Sunday, August 5, 2018

A Musing About Fundraisers, Power, And Access

A bit of South Dakota political blogosphere angst has arisen over the Billie Sutton fundraiser sponsored in part by Republican Ryan Maher and the Kristi Noem $500 a plate fundraiser. Lost amid the comments about personal loyalty, hypocrisy, and the alliterative "cowboy caucus" is this trenchant admission: [t]he world is run by the people who show up."

The verb "run" connotes the projection of power despite the fact that people elected to office claim to "serve." A fundraiser, therefore, is about who has access to power or service that others will not receive. In one case, a person can show up and drop $25 in the hat. In the other one must have $500.

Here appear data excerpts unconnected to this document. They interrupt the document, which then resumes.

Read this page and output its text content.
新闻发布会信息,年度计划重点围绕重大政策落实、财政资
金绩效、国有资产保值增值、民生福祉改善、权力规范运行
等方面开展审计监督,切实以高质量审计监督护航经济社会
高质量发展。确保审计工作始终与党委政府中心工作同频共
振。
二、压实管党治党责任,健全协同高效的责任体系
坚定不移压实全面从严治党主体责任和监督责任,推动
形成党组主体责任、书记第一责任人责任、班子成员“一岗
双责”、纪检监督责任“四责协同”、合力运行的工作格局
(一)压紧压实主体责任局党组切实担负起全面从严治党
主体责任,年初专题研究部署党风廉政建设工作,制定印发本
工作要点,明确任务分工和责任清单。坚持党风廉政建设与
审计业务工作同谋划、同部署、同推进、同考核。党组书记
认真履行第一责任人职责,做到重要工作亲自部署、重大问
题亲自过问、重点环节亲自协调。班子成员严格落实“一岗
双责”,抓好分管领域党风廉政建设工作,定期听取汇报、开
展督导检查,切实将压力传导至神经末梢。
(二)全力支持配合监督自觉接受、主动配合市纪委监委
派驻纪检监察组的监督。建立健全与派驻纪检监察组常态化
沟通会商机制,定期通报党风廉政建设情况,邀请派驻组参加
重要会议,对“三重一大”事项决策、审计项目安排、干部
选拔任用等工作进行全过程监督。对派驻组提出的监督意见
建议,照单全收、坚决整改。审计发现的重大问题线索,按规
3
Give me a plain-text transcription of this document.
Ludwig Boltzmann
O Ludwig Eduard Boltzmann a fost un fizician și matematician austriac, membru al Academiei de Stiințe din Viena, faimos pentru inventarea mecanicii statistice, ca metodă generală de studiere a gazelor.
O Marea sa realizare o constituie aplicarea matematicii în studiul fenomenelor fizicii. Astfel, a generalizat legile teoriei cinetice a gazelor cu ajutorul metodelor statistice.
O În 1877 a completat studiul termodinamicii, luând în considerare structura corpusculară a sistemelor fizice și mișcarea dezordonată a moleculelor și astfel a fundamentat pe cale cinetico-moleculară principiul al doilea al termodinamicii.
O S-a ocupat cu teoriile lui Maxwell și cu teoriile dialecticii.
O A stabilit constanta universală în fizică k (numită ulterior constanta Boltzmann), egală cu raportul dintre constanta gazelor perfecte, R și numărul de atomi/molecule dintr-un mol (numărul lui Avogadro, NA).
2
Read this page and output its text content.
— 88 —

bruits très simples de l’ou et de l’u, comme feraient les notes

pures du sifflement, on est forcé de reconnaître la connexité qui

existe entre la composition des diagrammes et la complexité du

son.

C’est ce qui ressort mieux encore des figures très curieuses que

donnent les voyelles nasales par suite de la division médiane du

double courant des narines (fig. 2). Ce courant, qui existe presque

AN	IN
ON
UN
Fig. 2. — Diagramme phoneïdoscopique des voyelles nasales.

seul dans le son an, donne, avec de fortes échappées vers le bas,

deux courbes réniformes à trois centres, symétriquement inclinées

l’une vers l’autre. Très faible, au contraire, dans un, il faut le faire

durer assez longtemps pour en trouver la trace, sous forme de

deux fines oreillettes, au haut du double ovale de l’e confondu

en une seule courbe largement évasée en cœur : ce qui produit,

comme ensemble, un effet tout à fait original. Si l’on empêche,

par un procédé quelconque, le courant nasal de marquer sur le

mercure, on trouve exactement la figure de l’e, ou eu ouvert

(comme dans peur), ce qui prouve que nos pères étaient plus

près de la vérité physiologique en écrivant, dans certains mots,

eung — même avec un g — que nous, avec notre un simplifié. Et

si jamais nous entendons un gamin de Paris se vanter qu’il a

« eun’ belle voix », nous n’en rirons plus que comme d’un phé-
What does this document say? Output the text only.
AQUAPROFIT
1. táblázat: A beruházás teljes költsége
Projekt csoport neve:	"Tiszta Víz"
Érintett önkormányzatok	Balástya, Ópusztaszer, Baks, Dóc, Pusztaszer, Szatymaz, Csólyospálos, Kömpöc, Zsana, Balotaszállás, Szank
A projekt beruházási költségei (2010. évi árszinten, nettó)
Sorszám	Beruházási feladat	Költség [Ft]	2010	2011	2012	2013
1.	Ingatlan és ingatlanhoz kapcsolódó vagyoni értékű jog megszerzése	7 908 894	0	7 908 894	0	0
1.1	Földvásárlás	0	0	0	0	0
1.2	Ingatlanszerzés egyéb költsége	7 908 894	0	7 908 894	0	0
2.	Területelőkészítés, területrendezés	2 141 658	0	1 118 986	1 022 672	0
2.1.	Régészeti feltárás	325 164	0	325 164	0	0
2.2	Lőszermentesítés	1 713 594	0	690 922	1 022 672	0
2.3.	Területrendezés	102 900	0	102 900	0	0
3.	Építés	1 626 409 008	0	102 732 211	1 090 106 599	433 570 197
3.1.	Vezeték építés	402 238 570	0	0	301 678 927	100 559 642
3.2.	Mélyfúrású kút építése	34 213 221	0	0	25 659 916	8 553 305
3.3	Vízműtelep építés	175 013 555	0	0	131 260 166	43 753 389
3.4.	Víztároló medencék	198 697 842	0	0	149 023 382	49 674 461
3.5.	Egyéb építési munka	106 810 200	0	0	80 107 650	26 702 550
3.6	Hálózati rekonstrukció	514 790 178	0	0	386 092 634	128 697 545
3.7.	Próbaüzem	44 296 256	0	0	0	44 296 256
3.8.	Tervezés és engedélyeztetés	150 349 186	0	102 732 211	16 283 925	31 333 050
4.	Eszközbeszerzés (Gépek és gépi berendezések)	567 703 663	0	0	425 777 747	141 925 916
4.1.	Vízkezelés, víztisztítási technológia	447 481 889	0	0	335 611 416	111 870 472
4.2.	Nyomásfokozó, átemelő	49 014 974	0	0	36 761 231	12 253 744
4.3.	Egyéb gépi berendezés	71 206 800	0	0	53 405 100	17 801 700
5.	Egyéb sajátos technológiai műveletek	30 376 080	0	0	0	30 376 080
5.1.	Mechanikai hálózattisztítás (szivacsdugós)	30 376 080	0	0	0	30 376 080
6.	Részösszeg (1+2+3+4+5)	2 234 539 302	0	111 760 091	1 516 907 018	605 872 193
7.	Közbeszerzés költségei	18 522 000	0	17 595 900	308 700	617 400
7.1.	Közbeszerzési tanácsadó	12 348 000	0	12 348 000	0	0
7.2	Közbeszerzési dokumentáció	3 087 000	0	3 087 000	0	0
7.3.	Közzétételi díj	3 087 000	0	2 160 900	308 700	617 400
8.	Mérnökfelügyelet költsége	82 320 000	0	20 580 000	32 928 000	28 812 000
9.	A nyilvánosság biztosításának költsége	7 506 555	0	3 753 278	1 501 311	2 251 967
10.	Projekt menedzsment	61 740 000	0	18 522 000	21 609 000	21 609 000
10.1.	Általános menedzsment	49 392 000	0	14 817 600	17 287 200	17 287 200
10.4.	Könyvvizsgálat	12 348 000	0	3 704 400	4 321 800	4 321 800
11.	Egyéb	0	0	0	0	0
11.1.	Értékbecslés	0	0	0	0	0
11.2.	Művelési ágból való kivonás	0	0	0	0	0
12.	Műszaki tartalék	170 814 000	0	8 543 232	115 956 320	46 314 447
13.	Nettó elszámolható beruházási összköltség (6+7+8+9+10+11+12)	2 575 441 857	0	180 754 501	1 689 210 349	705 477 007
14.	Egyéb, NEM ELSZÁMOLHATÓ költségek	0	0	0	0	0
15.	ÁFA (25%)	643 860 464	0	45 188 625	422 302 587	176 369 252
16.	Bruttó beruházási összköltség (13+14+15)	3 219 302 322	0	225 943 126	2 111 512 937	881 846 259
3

There's no logical reason in a country premised on the idea that all are created equal that a person who shows up at a fundraiser with $500 should have more access to those in power than someone who has no money to contribute or someone who contributes only $25. Literature, as it often does, provides an illustrative answer to the conundrum. In Flannery O'Conner's short story "Revelation," the protagonist Ruby Turpin is in a doctor's waiting room. After a brief exchange with a woman Turpin finds undesirable, O'Connor describes Turpin's alliance with another waiting patient: "The look that Mrs. Turpin and the pleasant lady exchanged indicated they both understood that you had to have certain things before you could know certain things." (emphasis mine) In Noem's case, it boils down to you have have $500 before you can know certain people.

In fairness, Suttion will likely have $100, $200, or $500 fundraisers. No one can win a statewide campaign passing the hat, even one as impressive as Sutton's. He has, however, sent the message that his door might be more open to those who can't contribute $500 at a single event whereas Noem has confirmed that under her watch, the state will be run by those who show up with money because only those with money can know certain things or certain people.